Intentó devolver las palabras, pero otros gritaban cerca, ahogando el susurro ronco que era todo lo que podía manejar. De la nada, un fuerte par de brazos la alzaron y la arrojaron sobre un hombro grueso, y luego el aire feroz silbó a su alrededor mientras volaba hacia la puerta.
De repente, sintió aire fresco una vez más, y el calor afortunadamente estuvo ausente. Girando la cabeza, Friday luchó para mantenerse consciente. Tuvo la vaga sensación de ser arrojada sin ceremonias al suelo y ver cómo se alejaba la tenue forma de las botas de su salvador. Casi por instinto se dio la vuelta para vomitar sus entrañas.
Durante varios minutos urgentes, el mundo era el sucio trozo de piedra frente a sus ojos, e incluso eso se identificó más por su frialdad contra su mejilla que por verlo. Una bola borrosa de luz naranja nadó en algún lugar más allá de su enfoque, pero se obligó a apoyarse en un codo.
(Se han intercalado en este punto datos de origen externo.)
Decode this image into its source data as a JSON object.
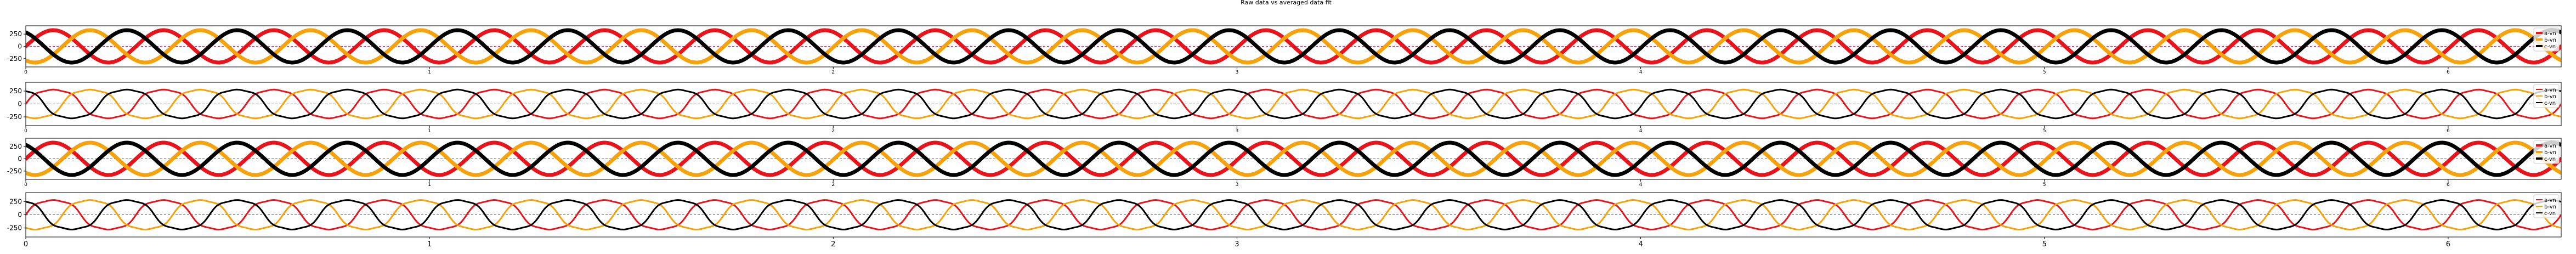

Cuando su visión se aclaró y el sonido volvió lentamente a sus sentidos, las voces circundantes se hicieron cada vez más fuertes, sus juramentos más claros.
Alguien se dejó caer a su lado, aterrizando pesadamente. Friday reconoció a Decimate, su oscura oscuridad contrastaba con su bronceado claro.
-«D-Decimate?»-
La otra mujer había perdido su máscara. Se secó los ojos, se volvió húmeda e hinchada, con los labios fruncidos por la ira. De alguna manera, Friday no creía que las lágrimas fueran de tristeza.
-‘¿Que pasó?’-
Disminuye la pausa antes de contestar.
-«Ellos sacaron Esters”-.
-“No sé si ella lo logrará. La mujer es fuerte, pero debe haberse tragado un montón de cenizas incluso antes de que yo la alcanzara «.-
Friday no supo cómo responder. Su boca se movió, tratando de formar palabras y fallando. Justo cuando encontró algo, el aullido la interrumpió, girando su cabeza en una nueva dirección. El sonido era horrible, una sola nota aguda y triste, repetida una y otra vez.
Ella encontró sus pies inestablemente.
A cinco pasos de distancia, Quaff se sentó en cuclillas junto a una figura voluminosa e inmóvil, cuya identidad se mantuvo firme en la oscuridad. Tratando de no tropezar y caer, Friday se tambaleó hacia el cuerpo, el pánico aumentó.
Hooper apareció en su camino, con el torso desnudo, los brazos y el pecho cubiertos de hollín, arañazos y ronchas. Su rostro estaba triste, los ojos llenos de dolor y pena que nunca antes lo había visto en el.
-«Mejor no mires, ¿eh, muchacha?» –
Sonó derrotado. Friday lo ignoró y lo empujó, con los pies tambaleantes. Un momento después ella estaba al lado de Quaff, la mascota ahora quejándose miserablemente.
Sus ojos se agrandaron y cayó de rodillas, repentinamente vencida.
Mash le devolvió la mirada, los ojos muertos sin parpadear y manchas de sangre en cada centímetro de él. Su cuerpo estaba cubierto de capas de cortes viciosos y moretones oscuros, su ropa desgarrada y arruinada. Parecía que había sido golpeado hasta el ultimo segundo de su vida antes de que expirara. Sin embargo, aún más horrible e indignante había sido mostrar su cuerpo después de su muerte. Su boca había sido mutilada, cortada en los bordes y desencajada.
Una rata muerta estaba metida adentro, su pelaje marrón y gris teñido de carmesí.
No hubo error en el mensaje. Era una declaración de dominación regocijante, arrogante y cruel.
Al final, los Cerveceros conocían a sus enemigos, justo cuando estaban en la cúspide de perder la guerra.